WASHINGTON – Twelve homosexuals who were expelled from the military because of their sexual orientation (search) are mounting a legal challenge to the Pentagon's 11-year-old "don't ask, don't tell" policy.
The federal lawsuit, to be filed in Boston Monday, would cite last year's landmark Supreme Court ruling that overturned state laws making gay sex a crime.
Other courts have upheld the policy, put in place by the Clinton administration, but C. Dixon Osburn, executive director of Servicemembers Legal Defense Network (search), which is advising the plaintiffs, said those decisions came prior to the 2003 Supreme Court ruling.
"We think the gay ban can no longer survive constitutionally," he said.
Justin Peacock, a former Coast Guard boatswain's mate from Knoxville, Tenn., who is among the plaintiffs in the planned U.S. District Court lawsuit, was discharged from the service after someone reported he was seen holding hands with another man.
"I would love to rejoin, but even if I don't get back in at least I could say I tried to get the policy changed," Peacock said.
Lt. Col. Joe Richard, a Pentagon spokesman, said officials have not seen the lawsuit and therefore could not comment on it.

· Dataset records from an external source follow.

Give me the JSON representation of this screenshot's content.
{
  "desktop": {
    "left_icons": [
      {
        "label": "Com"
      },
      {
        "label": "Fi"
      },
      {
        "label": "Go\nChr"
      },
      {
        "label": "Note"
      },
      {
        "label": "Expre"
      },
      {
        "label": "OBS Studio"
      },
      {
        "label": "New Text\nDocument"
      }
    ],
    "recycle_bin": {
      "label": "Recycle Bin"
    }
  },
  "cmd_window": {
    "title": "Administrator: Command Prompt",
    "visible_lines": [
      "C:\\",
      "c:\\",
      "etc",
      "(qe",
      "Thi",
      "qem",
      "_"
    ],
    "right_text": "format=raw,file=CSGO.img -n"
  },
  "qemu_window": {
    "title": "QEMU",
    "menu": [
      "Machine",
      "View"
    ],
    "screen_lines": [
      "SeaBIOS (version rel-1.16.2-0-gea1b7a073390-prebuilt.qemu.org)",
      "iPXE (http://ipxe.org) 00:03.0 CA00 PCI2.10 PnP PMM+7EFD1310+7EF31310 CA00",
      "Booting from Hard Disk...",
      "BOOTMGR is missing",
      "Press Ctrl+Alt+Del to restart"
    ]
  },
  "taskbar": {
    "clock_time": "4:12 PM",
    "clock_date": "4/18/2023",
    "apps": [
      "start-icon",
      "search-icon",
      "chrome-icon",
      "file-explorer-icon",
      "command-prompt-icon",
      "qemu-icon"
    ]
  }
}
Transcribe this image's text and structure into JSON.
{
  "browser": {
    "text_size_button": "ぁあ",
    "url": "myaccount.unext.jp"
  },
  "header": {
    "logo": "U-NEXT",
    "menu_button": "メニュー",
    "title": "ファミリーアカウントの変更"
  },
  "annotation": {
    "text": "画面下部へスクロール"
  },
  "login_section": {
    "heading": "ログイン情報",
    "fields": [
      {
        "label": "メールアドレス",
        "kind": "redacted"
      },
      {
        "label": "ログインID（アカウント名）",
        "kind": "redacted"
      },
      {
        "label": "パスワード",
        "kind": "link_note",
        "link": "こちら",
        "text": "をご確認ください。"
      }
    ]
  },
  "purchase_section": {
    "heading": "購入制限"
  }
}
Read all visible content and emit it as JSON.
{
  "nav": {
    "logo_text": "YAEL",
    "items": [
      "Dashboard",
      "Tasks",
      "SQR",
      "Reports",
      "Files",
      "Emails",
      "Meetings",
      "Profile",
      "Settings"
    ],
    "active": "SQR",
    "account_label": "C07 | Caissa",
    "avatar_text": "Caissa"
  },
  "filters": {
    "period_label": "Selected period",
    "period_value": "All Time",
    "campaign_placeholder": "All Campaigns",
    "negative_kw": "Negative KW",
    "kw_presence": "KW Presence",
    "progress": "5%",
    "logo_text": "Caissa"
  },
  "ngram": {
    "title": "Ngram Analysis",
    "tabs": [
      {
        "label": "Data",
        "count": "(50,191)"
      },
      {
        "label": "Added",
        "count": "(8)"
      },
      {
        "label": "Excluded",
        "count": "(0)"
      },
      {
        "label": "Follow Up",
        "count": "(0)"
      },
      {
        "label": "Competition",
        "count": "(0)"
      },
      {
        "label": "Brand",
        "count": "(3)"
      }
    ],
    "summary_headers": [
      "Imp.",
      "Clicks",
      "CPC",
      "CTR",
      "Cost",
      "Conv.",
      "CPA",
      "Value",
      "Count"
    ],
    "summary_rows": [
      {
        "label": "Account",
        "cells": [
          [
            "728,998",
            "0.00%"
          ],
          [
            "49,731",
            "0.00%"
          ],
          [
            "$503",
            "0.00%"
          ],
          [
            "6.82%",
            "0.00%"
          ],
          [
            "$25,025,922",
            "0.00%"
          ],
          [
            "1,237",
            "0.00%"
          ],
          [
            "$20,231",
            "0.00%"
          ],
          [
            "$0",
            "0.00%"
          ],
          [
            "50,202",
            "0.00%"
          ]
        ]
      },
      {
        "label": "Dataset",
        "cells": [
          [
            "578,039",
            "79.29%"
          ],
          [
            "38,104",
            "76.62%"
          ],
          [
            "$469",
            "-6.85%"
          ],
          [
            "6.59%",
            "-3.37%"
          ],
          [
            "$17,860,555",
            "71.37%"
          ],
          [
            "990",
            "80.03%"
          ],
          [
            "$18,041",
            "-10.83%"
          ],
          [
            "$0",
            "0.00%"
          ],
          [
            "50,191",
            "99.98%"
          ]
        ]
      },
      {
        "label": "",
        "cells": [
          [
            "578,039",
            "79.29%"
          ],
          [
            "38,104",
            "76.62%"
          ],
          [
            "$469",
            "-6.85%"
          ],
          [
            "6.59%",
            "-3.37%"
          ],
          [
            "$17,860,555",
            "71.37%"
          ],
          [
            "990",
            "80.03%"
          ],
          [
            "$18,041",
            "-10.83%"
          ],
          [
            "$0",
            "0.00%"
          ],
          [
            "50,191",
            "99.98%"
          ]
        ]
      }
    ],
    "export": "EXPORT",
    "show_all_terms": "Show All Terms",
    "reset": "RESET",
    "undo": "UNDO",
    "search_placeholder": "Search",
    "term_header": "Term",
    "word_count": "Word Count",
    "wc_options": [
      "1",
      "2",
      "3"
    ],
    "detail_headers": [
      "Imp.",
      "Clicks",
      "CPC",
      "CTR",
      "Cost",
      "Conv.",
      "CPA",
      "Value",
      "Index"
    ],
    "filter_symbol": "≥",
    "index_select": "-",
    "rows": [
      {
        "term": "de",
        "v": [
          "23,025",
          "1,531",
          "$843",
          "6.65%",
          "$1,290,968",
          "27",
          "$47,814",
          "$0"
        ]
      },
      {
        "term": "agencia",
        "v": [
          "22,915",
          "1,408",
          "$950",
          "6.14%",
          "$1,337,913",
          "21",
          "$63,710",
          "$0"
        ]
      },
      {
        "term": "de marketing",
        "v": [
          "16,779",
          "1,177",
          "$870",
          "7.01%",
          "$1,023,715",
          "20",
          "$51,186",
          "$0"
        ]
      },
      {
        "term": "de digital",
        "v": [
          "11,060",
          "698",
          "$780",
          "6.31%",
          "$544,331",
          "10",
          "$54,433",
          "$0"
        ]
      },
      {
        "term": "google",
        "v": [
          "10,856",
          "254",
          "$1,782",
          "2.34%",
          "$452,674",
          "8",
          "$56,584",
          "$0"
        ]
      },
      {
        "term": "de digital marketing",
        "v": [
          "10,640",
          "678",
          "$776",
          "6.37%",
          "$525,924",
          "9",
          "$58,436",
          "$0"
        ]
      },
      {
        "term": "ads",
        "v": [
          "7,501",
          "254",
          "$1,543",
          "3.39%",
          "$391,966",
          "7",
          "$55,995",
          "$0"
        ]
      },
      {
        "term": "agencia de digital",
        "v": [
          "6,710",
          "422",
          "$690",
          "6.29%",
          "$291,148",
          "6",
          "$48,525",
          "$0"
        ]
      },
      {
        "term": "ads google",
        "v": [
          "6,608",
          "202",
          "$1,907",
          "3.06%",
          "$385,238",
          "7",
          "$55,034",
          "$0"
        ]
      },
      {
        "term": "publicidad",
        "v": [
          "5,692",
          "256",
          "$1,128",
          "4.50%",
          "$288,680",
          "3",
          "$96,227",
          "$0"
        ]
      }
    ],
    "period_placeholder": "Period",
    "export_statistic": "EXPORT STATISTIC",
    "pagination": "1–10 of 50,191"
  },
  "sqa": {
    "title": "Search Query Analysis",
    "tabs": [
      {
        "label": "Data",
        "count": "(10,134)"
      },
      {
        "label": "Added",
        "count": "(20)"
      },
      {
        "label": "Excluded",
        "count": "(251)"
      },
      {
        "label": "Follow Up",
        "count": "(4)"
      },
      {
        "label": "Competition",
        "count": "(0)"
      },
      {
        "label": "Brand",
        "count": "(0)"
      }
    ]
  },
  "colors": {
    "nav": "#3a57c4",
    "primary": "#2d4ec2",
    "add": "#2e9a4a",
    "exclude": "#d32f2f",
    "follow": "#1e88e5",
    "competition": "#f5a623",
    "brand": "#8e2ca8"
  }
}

"Don't ask, don't tell" allows gays and lesbians to serve in the military as long as they don't reveal their sexual orientation and abstain from homosexual activity. Before that the Pentagon barred homosexuals from military service.
The Supreme Court ruled last year that state laws making homosexual sex a crime were unconstitutional. That overturned an earlier Supreme Court ruling that had upheld sodomy laws.
Two other lawsuits challenging the policy have been filed since the high court's reversal.
One was brought in California by the Log Cabin Republicans (search), a political organization for gays. Osburn said that group could face a difficult fight because it was not bringing its suit on behalf of a specific injured party. He also noted a federal appeals court in California has upheld "don't ask, don't tell," but the appellate court for Boston has not ruled on the issue.
The other suit was filed in the U.S. Court of Federal Claims (search), which generally deals with cases that involve money. That plaintiff, who was separated from the Army, is seeking to recover his pension and is challenging the ban in the process. Osburn said the court might rule narrowly on the financial claim and not on the constitutionality of the gay members policy.